Однажды, Егор Иваныч съездил в командировки на Украину, где встретился со своим старым партийным товарищем. После этого Егор Иваныч целую неделю горячо уговаривал председателя хозяйства, чтобы колхоз оплатил, своего рода, производственно–торговый эксперимент, который заключался в организации производства и поставки в торговую сеть одной из украинских областей - 'сала, раскрашенного под Хохлому'.
-Как это под Хохлому!? — удивился председатель. Пал Степаныч много раз бывал в художественных цехах 'Хохломской росписи' и видал ряды художниц, низко склонившихся над своими матрешками. Но, он и представить себе не мог, что искусство золотой росписи способно адаптироваться в мясном цеху?
-Мясо у нас чаще всего продается без упаковки, поэтому грош — цена твоему новшеству.
-Нахрена упаковка? Расписывать будем прямо на сале специальными пищевыми красками. Еще и прогремим на весь мир: 'Сало–хохлома!, или сокращенно 'Хохло–сало'! — чувствуешь, как звучит?
-Чувствую, но хохлы обидятся.
-Так речь то о Хохломе, а не о хохлах.
-Ну, о хохлах или о Хохломе — поди, доказывай. Народ не поймет. Украинский — добавил он в сомнениях. — Плюнь, Иваныч! У нас, понимаешь, падеж скота, а ты со своим салом… Работай с людьми. Они больше нуждаются в твоей помощи.

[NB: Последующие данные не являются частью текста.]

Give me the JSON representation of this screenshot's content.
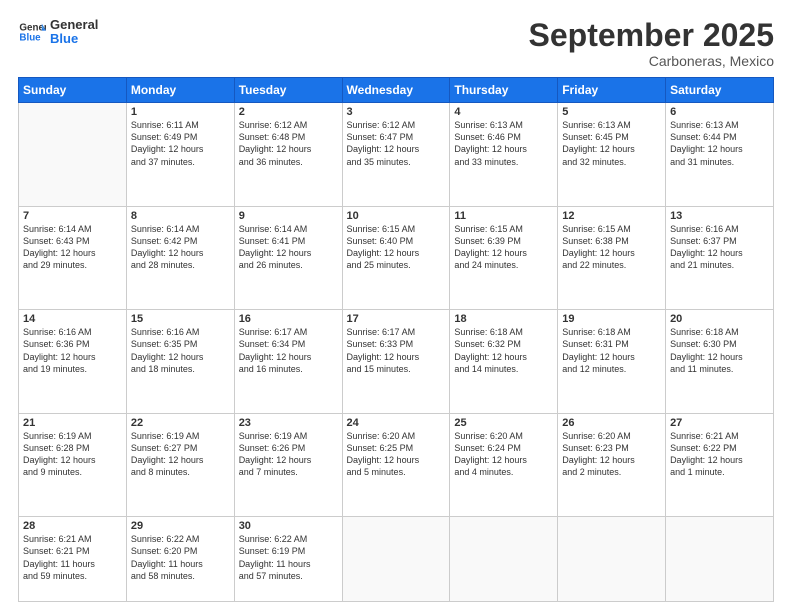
{
  "header": {
    "logo_general": "General",
    "logo_blue": "Blue",
    "month_title": "September 2025",
    "subtitle": "Carboneras, Mexico"
  },
  "days_of_week": [
    "Sunday",
    "Monday",
    "Tuesday",
    "Wednesday",
    "Thursday",
    "Friday",
    "Saturday"
  ],
  "weeks": [
    [
      {
        "day": "",
        "info": ""
      },
      {
        "day": "1",
        "info": "Sunrise: 6:11 AM\nSunset: 6:49 PM\nDaylight: 12 hours\nand 37 minutes."
      },
      {
        "day": "2",
        "info": "Sunrise: 6:12 AM\nSunset: 6:48 PM\nDaylight: 12 hours\nand 36 minutes."
      },
      {
        "day": "3",
        "info": "Sunrise: 6:12 AM\nSunset: 6:47 PM\nDaylight: 12 hours\nand 35 minutes."
      },
      {
        "day": "4",
        "info": "Sunrise: 6:13 AM\nSunset: 6:46 PM\nDaylight: 12 hours\nand 33 minutes."
      },
      {
        "day": "5",
        "info": "Sunrise: 6:13 AM\nSunset: 6:45 PM\nDaylight: 12 hours\nand 32 minutes."
      },
      {
        "day": "6",
        "info": "Sunrise: 6:13 AM\nSunset: 6:44 PM\nDaylight: 12 hours\nand 31 minutes."
      }
    ],
    [
      {
        "day": "7",
        "info": "Sunrise: 6:14 AM\nSunset: 6:43 PM\nDaylight: 12 hours\nand 29 minutes."
      },
      {
        "day": "8",
        "info": "Sunrise: 6:14 AM\nSunset: 6:42 PM\nDaylight: 12 hours\nand 28 minutes."
      },
      {
        "day": "9",
        "info": "Sunrise: 6:14 AM\nSunset: 6:41 PM\nDaylight: 12 hours\nand 26 minutes."
      },
      {
        "day": "10",
        "info": "Sunrise: 6:15 AM\nSunset: 6:40 PM\nDaylight: 12 hours\nand 25 minutes."
      },
      {
        "day": "11",
        "info": "Sunrise: 6:15 AM\nSunset: 6:39 PM\nDaylight: 12 hours\nand 24 minutes."
      },
      {
        "day": "12",
        "info": "Sunrise: 6:15 AM\nSunset: 6:38 PM\nDaylight: 12 hours\nand 22 minutes."
      },
      {
        "day": "13",
        "info": "Sunrise: 6:16 AM\nSunset: 6:37 PM\nDaylight: 12 hours\nand 21 minutes."
      }
    ],
    [
      {
        "day": "14",
        "info": "Sunrise: 6:16 AM\nSunset: 6:36 PM\nDaylight: 12 hours\nand 19 minutes."
      },
      {
        "day": "15",
        "info": "Sunrise: 6:16 AM\nSunset: 6:35 PM\nDaylight: 12 hours\nand 18 minutes."
      },
      {
        "day": "16",
        "info": "Sunrise: 6:17 AM\nSunset: 6:34 PM\nDaylight: 12 hours\nand 16 minutes."
      },
      {
        "day": "17",
        "info": "Sunrise: 6:17 AM\nSunset: 6:33 PM\nDaylight: 12 hours\nand 15 minutes."
      },
      {
        "day": "18",
        "info": "Sunrise: 6:18 AM\nSunset: 6:32 PM\nDaylight: 12 hours\nand 14 minutes."
      },
      {
        "day": "19",
        "info": "Sunrise: 6:18 AM\nSunset: 6:31 PM\nDaylight: 12 hours\nand 12 minutes."
      },
      {
        "day": "20",
        "info": "Sunrise: 6:18 AM\nSunset: 6:30 PM\nDaylight: 12 hours\nand 11 minutes."
      }
    ],
    [
      {
        "day": "21",
        "info": "Sunrise: 6:19 AM\nSunset: 6:28 PM\nDaylight: 12 hours\nand 9 minutes."
      },
      {
        "day": "22",
        "info": "Sunrise: 6:19 AM\nSunset: 6:27 PM\nDaylight: 12 hours\nand 8 minutes."
      },
      {
        "day": "23",
        "info": "Sunrise: 6:19 AM\nSunset: 6:26 PM\nDaylight: 12 hours\nand 7 minutes."
      },
      {
        "day": "24",
        "info": "Sunrise: 6:20 AM\nSunset: 6:25 PM\nDaylight: 12 hours\nand 5 minutes."
      },
      {
        "day": "25",
        "info": "Sunrise: 6:20 AM\nSunset: 6:24 PM\nDaylight: 12 hours\nand 4 minutes."
      },
      {
        "day": "26",
        "info": "Sunrise: 6:20 AM\nSunset: 6:23 PM\nDaylight: 12 hours\nand 2 minutes."
      },
      {
        "day": "27",
        "info": "Sunrise: 6:21 AM\nSunset: 6:22 PM\nDaylight: 12 hours\nand 1 minute."
      }
    ],
    [
      {
        "day": "28",
        "info": "Sunrise: 6:21 AM\nSunset: 6:21 PM\nDaylight: 11 hours\nand 59 minutes."
      },
      {
        "day": "29",
        "info": "Sunrise: 6:22 AM\nSunset: 6:20 PM\nDaylight: 11 hours\nand 58 minutes."
      },
      {
        "day": "30",
        "info": "Sunrise: 6:22 AM\nSunset: 6:19 PM\nDaylight: 11 hours\nand 57 minutes."
      },
      {
        "day": "",
        "info": ""
      },
      {
        "day": "",
        "info": ""
      },
      {
        "day": "",
        "info": ""
      },
      {
        "day": "",
        "info": ""
      }
    ]
  ]
}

В последнее время председатель, разуверился в новаторских способностях партийного предводителя и к новым его инициативам относился с подозрением. Вечером в своем УАЗике, выпив стакан водки, Пал Степаныч ткнулся в 'бардачок' за закуской, но не нашел ни корки. Впопыхах, понюхал какую то промасленную тряпку, но и ее терпкий запах не отбил одуряющий вкус местной водки. Хватая, как последний раз в жизни воздух ртом, он попытался мысленно представить себе селедку с луком или еще что–то, остро пахнущее, — но аутотренинг тоже не помог. И тут ему в голову вспомнилось предложение парторга про хохлосало. Обладая творческим воображением руководителя, он живо представил его вкус и запах и белую с ворсинками кожу, неравномерно заляпанную краской — председателя, чуть было, не вывернуло на изнанку.
- Нет уж, экспериментировать не будем! — тяжело дыша, твердо решил он.